Cloud Architecture and Open Source
Where does Open Source fit into the Cloud? Many places…
Cloud Server Software
This can come in two flavors: One which does a client-side cloud and the other which runs as a server for multiple clients. The client-side cloud basically does all the logical processing on the client and uses various cloud storage options. Server options are things like Eucalyptus and OpenStack.
There are various cloud clients with various licensing and business model schemes. We prefer an active community and open source development. Actually some of these are harder to find out there with the Google. The best will connect to multiple cloud systems as a client.
- CyberDuck S3, Google Docs, Google Storage, FTP, etc.
- Unilium A client for creating clouds from various sources, essentially software raid in the sky
Here is an article that discusses various cloud options and has the story mostly right.
Other Open Source S3 Options
Amazon and Google Clouds
For convenience, we like the Amazon Web Services and Google Storage clouds, though there is Rackspace and others. Amazon is the leader but Google (and others) are also creating developer-facing cloud infrastructure.
Next we have to talk about the data, and then we talk about principles. Data first.
The three dimensions here are file size (small to huge), importance of data (very to small inconvenience), and frequency of change. Here are some different kinds of data:
5mb files on average, a lot of them, significant annoyance if I lost all 63gb of my music collection, but the world would not end. Don’t need to sync or share. Maybe weekly or monthly backup is fine. Not a huge number of changes in a given week or month, though the iTunes data will change. I would pay $10/month to back this up, especially if I could access this via other devices, or even stream it remotely.

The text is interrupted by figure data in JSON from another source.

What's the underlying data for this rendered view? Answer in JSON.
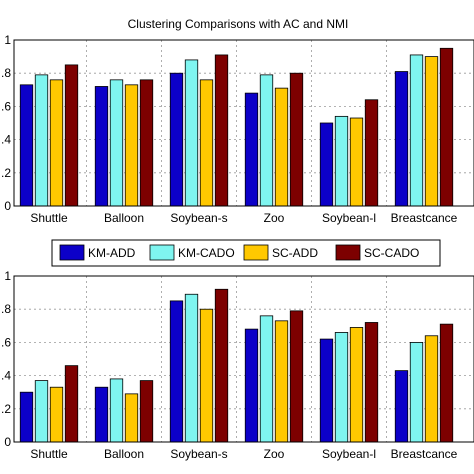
{
  "legend": {
    "colors": [
      "#0c00c8",
      "#7ff5f0",
      "#ffc800",
      "#7d0000"
    ]
  },
  "chart_data": [
    {
      "type": "bar",
      "title": "Clustering Comparisons with AC and NMI",
      "categories": [
        "Shuttle",
        "Balloon",
        "Soybean-s",
        "Zoo",
        "Soybean-l",
        "Breastcancer"
      ],
      "categories_visible": [
        "Shuttle",
        "Balloon",
        "Soybean-s",
        "Zoo",
        "Soybean-l",
        "Breastcance"
      ],
      "ylim": [
        0,
        1
      ],
      "yticks": [
        "0",
        ".2",
        ".4",
        ".6",
        ".8",
        "1"
      ],
      "grid": true,
      "series": [
        {
          "name": "KM-ADD",
          "values": [
            0.73,
            0.72,
            0.8,
            0.68,
            0.5,
            0.81
          ]
        },
        {
          "name": "KM-CADO",
          "values": [
            0.79,
            0.76,
            0.88,
            0.79,
            0.54,
            0.91
          ]
        },
        {
          "name": "SC-ADD",
          "values": [
            0.76,
            0.73,
            0.76,
            0.71,
            0.53,
            0.9
          ]
        },
        {
          "name": "SC-CADO",
          "values": [
            0.85,
            0.76,
            0.91,
            0.8,
            0.64,
            0.95
          ]
        }
      ]
    },
    {
      "type": "bar",
      "title": "",
      "categories": [
        "Shuttle",
        "Balloon",
        "Soybean-s",
        "Zoo",
        "Soybean-l",
        "Breastcancer"
      ],
      "categories_visible": [
        "Shuttle",
        "Balloon",
        "Soybean-s",
        "Zoo",
        "Soybean-l",
        "Breastcance"
      ],
      "ylim": [
        0,
        1
      ],
      "yticks": [
        "0",
        ".2",
        ".4",
        ".6",
        ".8",
        "1"
      ],
      "grid": true,
      "legend_position": "top",
      "series": [
        {
          "name": "KM-ADD",
          "values": [
            0.3,
            0.33,
            0.85,
            0.68,
            0.62,
            0.43
          ]
        },
        {
          "name": "KM-CADO",
          "values": [
            0.37,
            0.38,
            0.89,
            0.76,
            0.66,
            0.6
          ]
        },
        {
          "name": "SC-ADD",
          "values": [
            0.33,
            0.29,
            0.8,
            0.73,
            0.69,
            0.64
          ]
        },
        {
          "name": "SC-CADO",
          "values": [
            0.46,
            0.37,
            0.92,
            0.79,
            0.72,
            0.71
          ]
        }
      ]
    }
  ]
}
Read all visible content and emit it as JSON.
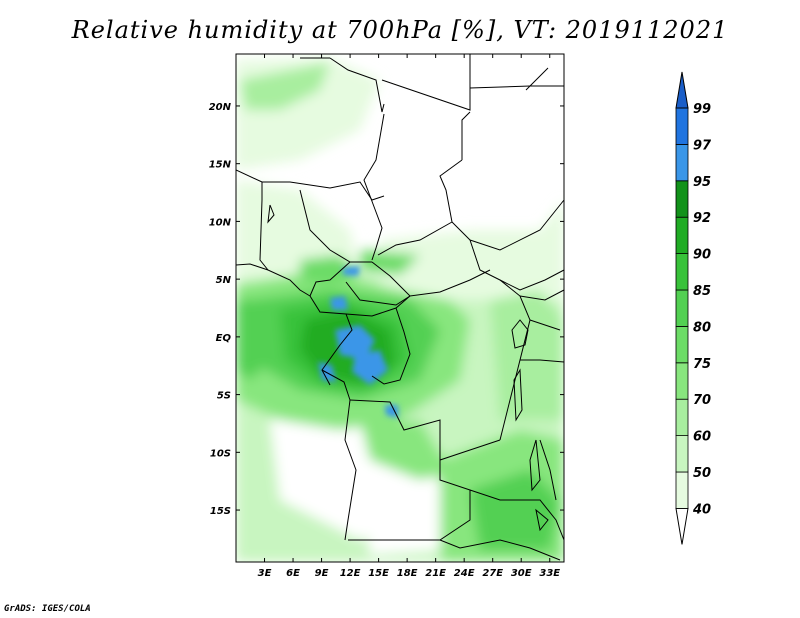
{
  "title": "Relative humidity at 700hPa [%], VT: 2019112021",
  "footer": "GrADS: IGES/COLA",
  "map": {
    "lat_labels": [
      "20N",
      "15N",
      "10N",
      "5N",
      "EQ",
      "5S",
      "10S",
      "15S"
    ],
    "lon_labels": [
      "3E",
      "6E",
      "9E",
      "12E",
      "15E",
      "18E",
      "21E",
      "24E",
      "27E",
      "30E",
      "33E"
    ],
    "lat_range": [
      -19.5,
      24.5
    ],
    "lon_range": [
      0,
      34.5
    ]
  },
  "colorbar": {
    "levels": [
      "40",
      "50",
      "60",
      "70",
      "75",
      "80",
      "85",
      "90",
      "92",
      "95",
      "97",
      "99"
    ],
    "colors": [
      "#ffffff",
      "#e6fbe0",
      "#c8f5c0",
      "#a8ee9f",
      "#88e67e",
      "#6cdc66",
      "#52d052",
      "#38c23a",
      "#20ac24",
      "#12921a",
      "#3a96e8",
      "#2074e0",
      "#1a5ec8"
    ]
  }
}
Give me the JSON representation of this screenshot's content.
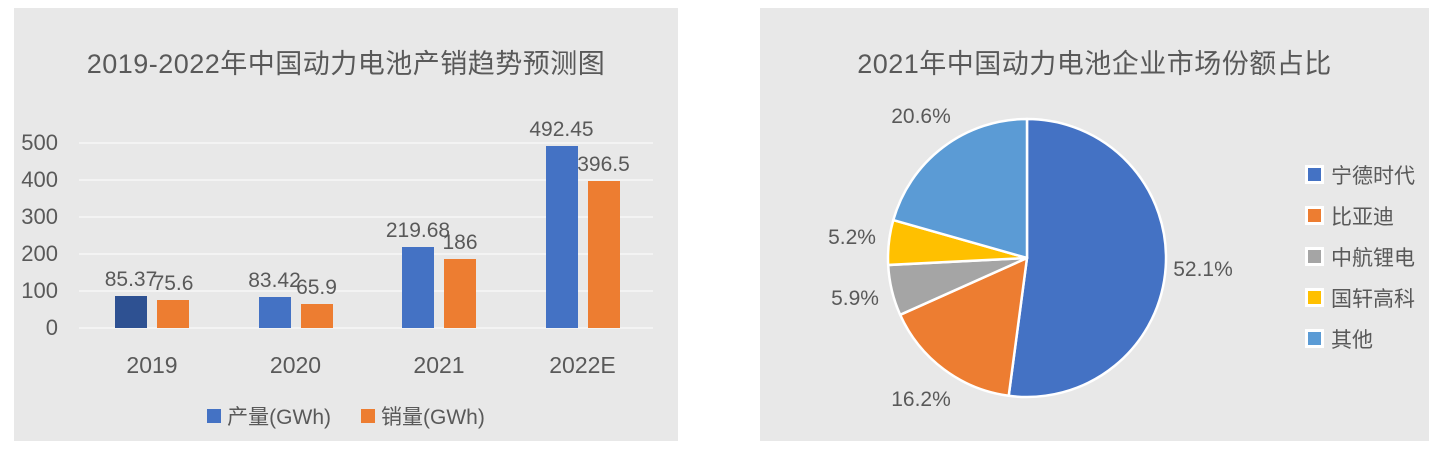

Huge 700mb files, many of these, something like 100gb. Small annoyance if lost (search and download time). Maybe every six months back this up. Possible not to include this on the online backup and just keep on a disk. Depends on the cost. I would pay $10/six months to back this up but not $10/month.
Now it turns out that Google is pricing at 0.25 USD/gb/year means 100gb is $25/year, just over $2/mo. This is the kind of pricing I could live with for permanent backup copy. As long as it wouldn’t cost more to get access to the files if and when needed (e.g., hard drive crash).
The principle with sync is that it is an automated backup and/or multiple devices have the same file. If restore or copy functions are good enough, then my particular use cases do not require synchronization. Maybe if there were heavy-duty collaboration between remote participants, but that is not the case.
Another feature of Sync (though this could just be good backup) is the need to do a difference update so only changed files (or better, changed bits) are copied/backed up.
Currently we use web mail (aka Google Hosted Apps). However, sharing through sync would be very useful because it could be on-demand sharing without notification needed.
- Easy first, otherwise it doesn’t happen. Same with cheap.
- Get a hosted service that works great at low price, and then construct a plan to backup that service.
That means Dropbox complemented by Unilium and Cyberduck. Not a bad set of choices at this stage in the evolution of the cloud.